LONDON -- I believe that shares in Reckitt Benckiser (LSE: RB) (OTC:RBGLY) are vastly overpriced and are overdue for a weighty correction. The stock has risen 19% since the turn of the year, and currently trades at a 35% premium to Canaccord Genuity's 3,425 pence target price.
The firm is a giant in the household cleaning product and non-prescription health-care space and whose global brands include Dettol, Clearasil, Nurofen, and Durex, among others. But in my opinion, its loss of exclusivity on its Suboxone drug -- which is used to combat narcotics addiction -- could harm revenues moving forward and sour investor appetite for the company.

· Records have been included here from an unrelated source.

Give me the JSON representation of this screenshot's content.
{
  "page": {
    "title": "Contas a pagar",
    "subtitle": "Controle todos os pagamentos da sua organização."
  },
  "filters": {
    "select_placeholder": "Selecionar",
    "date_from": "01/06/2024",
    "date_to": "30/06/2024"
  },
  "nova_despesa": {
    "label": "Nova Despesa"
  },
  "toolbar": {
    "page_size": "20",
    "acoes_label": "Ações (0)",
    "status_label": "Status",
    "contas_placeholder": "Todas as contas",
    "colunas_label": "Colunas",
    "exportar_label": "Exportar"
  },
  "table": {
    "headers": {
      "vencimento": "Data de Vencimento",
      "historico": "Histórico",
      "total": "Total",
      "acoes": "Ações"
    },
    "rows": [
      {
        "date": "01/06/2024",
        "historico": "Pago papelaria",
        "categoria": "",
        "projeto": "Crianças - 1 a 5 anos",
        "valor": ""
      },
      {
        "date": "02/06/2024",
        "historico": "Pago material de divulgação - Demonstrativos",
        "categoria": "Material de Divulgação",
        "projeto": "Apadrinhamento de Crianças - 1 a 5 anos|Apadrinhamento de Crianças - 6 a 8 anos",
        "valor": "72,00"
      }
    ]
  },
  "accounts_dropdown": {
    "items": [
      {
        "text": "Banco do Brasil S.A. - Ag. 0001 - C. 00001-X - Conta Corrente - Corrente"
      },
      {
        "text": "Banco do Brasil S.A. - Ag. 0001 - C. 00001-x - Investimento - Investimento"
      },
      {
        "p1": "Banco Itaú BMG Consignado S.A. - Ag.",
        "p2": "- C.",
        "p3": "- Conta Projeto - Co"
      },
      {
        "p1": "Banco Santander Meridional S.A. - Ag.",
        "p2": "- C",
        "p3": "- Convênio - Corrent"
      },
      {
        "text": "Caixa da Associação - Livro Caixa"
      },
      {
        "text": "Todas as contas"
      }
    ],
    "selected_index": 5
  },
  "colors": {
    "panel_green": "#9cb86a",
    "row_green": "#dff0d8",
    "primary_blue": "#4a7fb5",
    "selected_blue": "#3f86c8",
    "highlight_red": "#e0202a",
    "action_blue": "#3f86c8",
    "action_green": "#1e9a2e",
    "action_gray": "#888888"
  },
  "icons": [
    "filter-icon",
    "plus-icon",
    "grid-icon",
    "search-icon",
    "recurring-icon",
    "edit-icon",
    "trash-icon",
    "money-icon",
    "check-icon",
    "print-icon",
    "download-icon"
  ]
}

Rivals gear up for assault
The U.S. Food and Drug Administration (FDA) halted Reckitt Benckiser's patent on the anti-addiction product, a move that will herald the entry of cheaper, generic rivals to the Suboxone brand and harm sales over the medium to long term. Suboxone tablet sales in the U.S. represented around 5% of the firm's total revenues last year, while film made up closer to 10% of group turnover.
Indeed, BioDelivery Sciences International announced last month that it plans to file an NDA with the FDA for its Bunavail film by July, which is considered a massive threat to Suboxone moving forward. It reckons that the new film could grab between 25% and 35% of the branded market, and plans to launch the product next year.
Earnings pressure set to materialize
Broker Liberum Capital expects earnings per share (EPS) to nudge 1% lower in 2013 to 262 pence, before the effect of falling Suboxone revenues drive EPS 4% lower to 252 pence. The company currently trades on a price-to-earnings (P/E) ratio of 17.7 and 18.5 for this year and next, trading at a premium to a forward earnings multiple of 14.5 for the wider household goods and home construction sector.
Reckitt Benckiser has steadily built the dividend in recent years -- 2012's 134 pence shareholder payout was up 7% from the previous year -- but yields are expected to remain around the 3.3% FTSE 100 average over the medium term. A figure of 3.1% and 3.3% are expected by Liberum's analysts in 2013 and 2014, respectively.
These prospective payments provide coverage just below the safety watermark of two times for these years, although I believe that the effect of falling earnings could cast doubt on the progress of its dividend policy moving forward.